I enjoyed Jevan’s studio and again he was very generous with his sketchbooks and prep work. We had a chat about our various projects and his upcoming show at the Drawing school in London. We discussed the advantages and disadvantages of a diverse practice which I have been thinking about since. Jevan was concerned about the way the residency had diversified his work in a way and made it difficult to focus. I liked that about his work though, the way it covered drawing, science, photo-grams, computer work and sculpture and so on, just in this show. But, thinking about it, and doing some writing about the diversity of my own work I am more troubled. At least Jevan can think about his own work as an entity he might want to get back to but I am not sure what my work would be like any more if I was left to my own devises. My work over the past year has covered an enormous amount of ground in a wide range of media, some because of teaching, some as my ‘own work’, some in between, some because of the PhD. Trying to write down what the common threads are is very difficult, apart from me, ‘all made by the one hand’ as someone said of my NUCA show.

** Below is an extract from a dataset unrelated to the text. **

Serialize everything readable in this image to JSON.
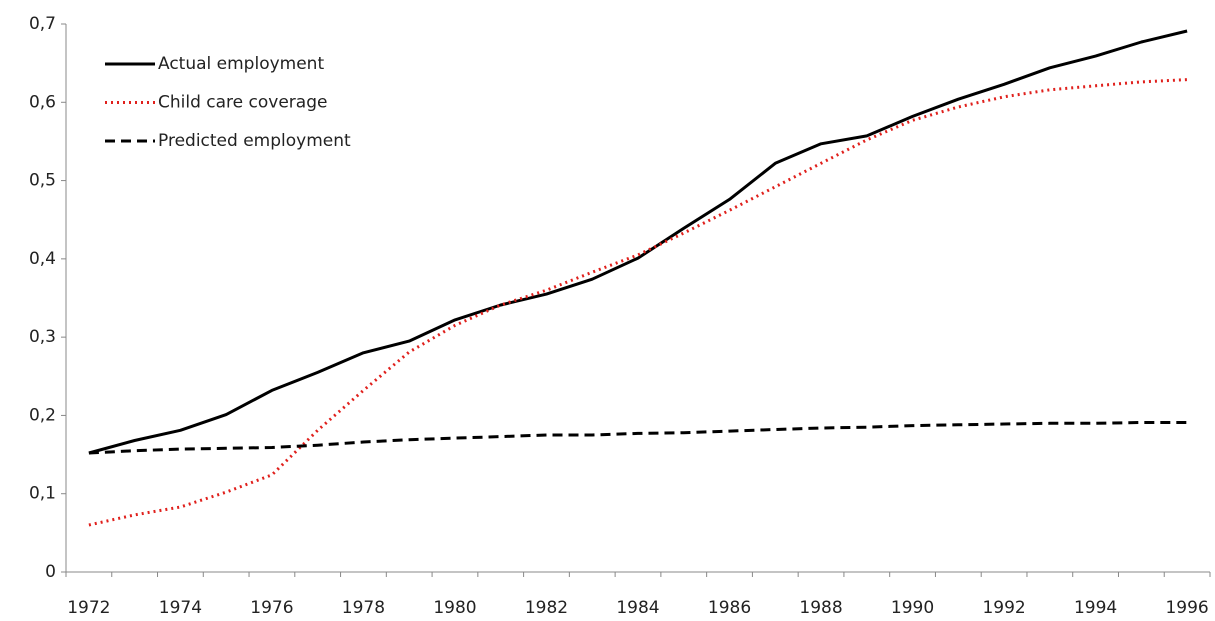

Perhaps that’s a warning. Keep making extremely diverse work and forget what it is like not to? Along the way I can remember things that have seemed to make it OK to have a diverse work pattern. I remember seeing a show of Braque at the RA years ago and thinking that here was a chap untroubled by the idea of making his ‘typical’ work. I wonder how much of an artist’s style comes about post-mortem. Is it the modern manner to have a range of work or styles to suit every occasion? I have been thinking about this and attempting the beginning of a Catalogue of My Own Styles or A Personal Art History.

Jevan emailed back:

Thanks Paul great blog and thanks for turning out I really appreciate it. It’s my last week in London this week and we had the thrill of meeting HRH The Prince of Wales at a reception in Winsor Castle on Monday eve and I sold two drawings there, so that’s fab! I will email again in response to your blog on the issue of ‘diversification’ the story of are times but I feel on reflection, as you reassured, genre variation to a healthy degree is lively & good but I do feel there is a depth of substance compromised that a dedication to a single discipline gives…..will keep thinking!!

Jev


Half term week so planning a day in the print studio tomorrow. I worked on a plate this afternoon, a plate that has been hanging around since last summer. I made up a big plate that was beyond my technical capabilities and inclination which, as I tend to do, I kept for ‘best’. Which means I will leave it in my will. But, you can’t do that so I used it to make a drawing of shoes outside on the terrace this afternoon. Why shoes? Well, it’s something of a school art room cliche for one. It’s a reference to Van Gogh though somewhat ironic as these shoes are leisure shoes, sports shoes, indeed. They are sitting on a cycling and an art magazine. The idea is that it is part of this set of ‘still life’ drawings of things things that are lying around me in some way. Allegorical personal images in that tradition. I shall dip it tomorrow and print the drawing I made last week of bits and pieces on the table.